Fact: kids + comfort = vacation happiness.
Comfort, of course, is achieved not just in a physical sense, but an emotional one as well, and when accomplished, makes complete sense.
In a previous posts I’ve discussed the value of appropriate gear when planning a trip to Alaska with kids. On the AKontheGO home page, you can check off items from a helpful list, and search options for renting gear you might not want to bring along or purchase for fast-growing children. In addition to outstanding service from Alaska Baby Rentals and Alaska Outdoor Gear Rental, there’s a new kid on the rental block – BabyQuip – and I met with provider Jeannette Caswell last week to discuss options for families. Caswell is mom to twin boys and is dialed in to the needs of parents juggling all kinds of stuff while traveling. BabyQuip is a nationwide platform with individual providers, and Caswell recently started offering equipment to folks in the greater Anchorage area. Need a car seat? High chair? Portable crib? She’s got them in her inventory, and can meet you at your home, the airport, or just about anywhere else to make sure you have what you require for a meaningful Alaska experience with kids. And, Alaska families, to further the convenience factor, BabyQuip is available in many other cities, so it’s pretty easy to search for and reserve items before you try to haul it all out of Alaska (hello baggage fees) for your next trip.
All geared up? Go play on one of Alaska’s many playgrounds, a place where kids can just be kids on their own terms. No tour schedules to meet, no limits on noise-making because other hotel guests might get mad, no worries about climbing that ladder. Just pure play time. One of AKontheGO’s most popular posts centers around these ‘destination playgrounds,’ named so because the towns in which they reside are great places for the whole family to explore. But after the day cruise, or souvenir shopping, or restaurant meal, it’s fabulous to just run and jump and play up a storm. Community playgrounds are places to meet other children, enjoy a familiar activity (remember – comfort), and toss back your head and laugh up a storm without someone on the seat next to you saying “Quiet down.” Phhht. Go crazy, kids.
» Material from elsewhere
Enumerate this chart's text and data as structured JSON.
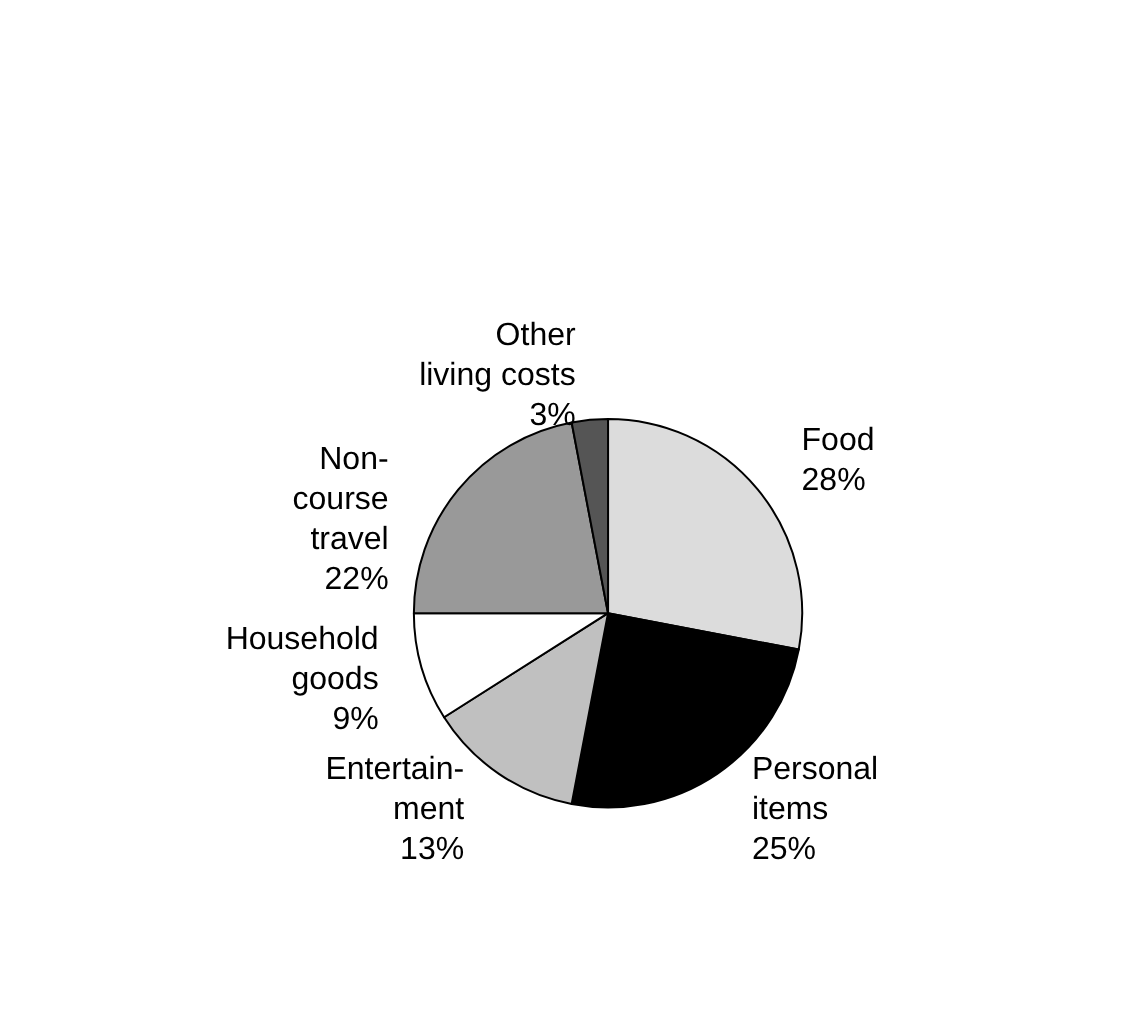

Finally, it’s mid-February in Alaska, a month when most people are considering a trip to Hawaii, not a full day spent cruising the chilly nooks and crannies of Prince William Sound with their kids. But I did just that yesterday with Babkin Charters and a full boat of guests from China who wanted to experience winter in the Last Frontier. Day cruise companies are responding to the changes in weather patterns by offering trips out of Whittier and Seward during the latter half of winter, and frankly, they’ve got a fan in me. Scenery is stunning in a starkly beautiful sort of way, with peaks sharply contrasting with the gray waters of Prince William Sound or Resurrection Bay. Otters and seals calmly observed us and even swam near for a closer look, feeling more secure in the quiet waters undisturbed by the legions of vessels present in the busy summer months. And the glaciers? They stood out in silent affirmation that there is no place like Alaska for blue ice. With the appropriate gear and a good tour guide, kids will enjoy the day and take home bragging rights to something most of their classmates and friends have yet to experience.
Try Babkin Charters and Lazy Otter Charters in Whittier (the latter even offers school/group trips that take marine science to a new level of fun); or Seward Ocean Excursions in Seward. Dress for variable weather patterns (including wind), and bring your eagle eyes for spotting wildlife.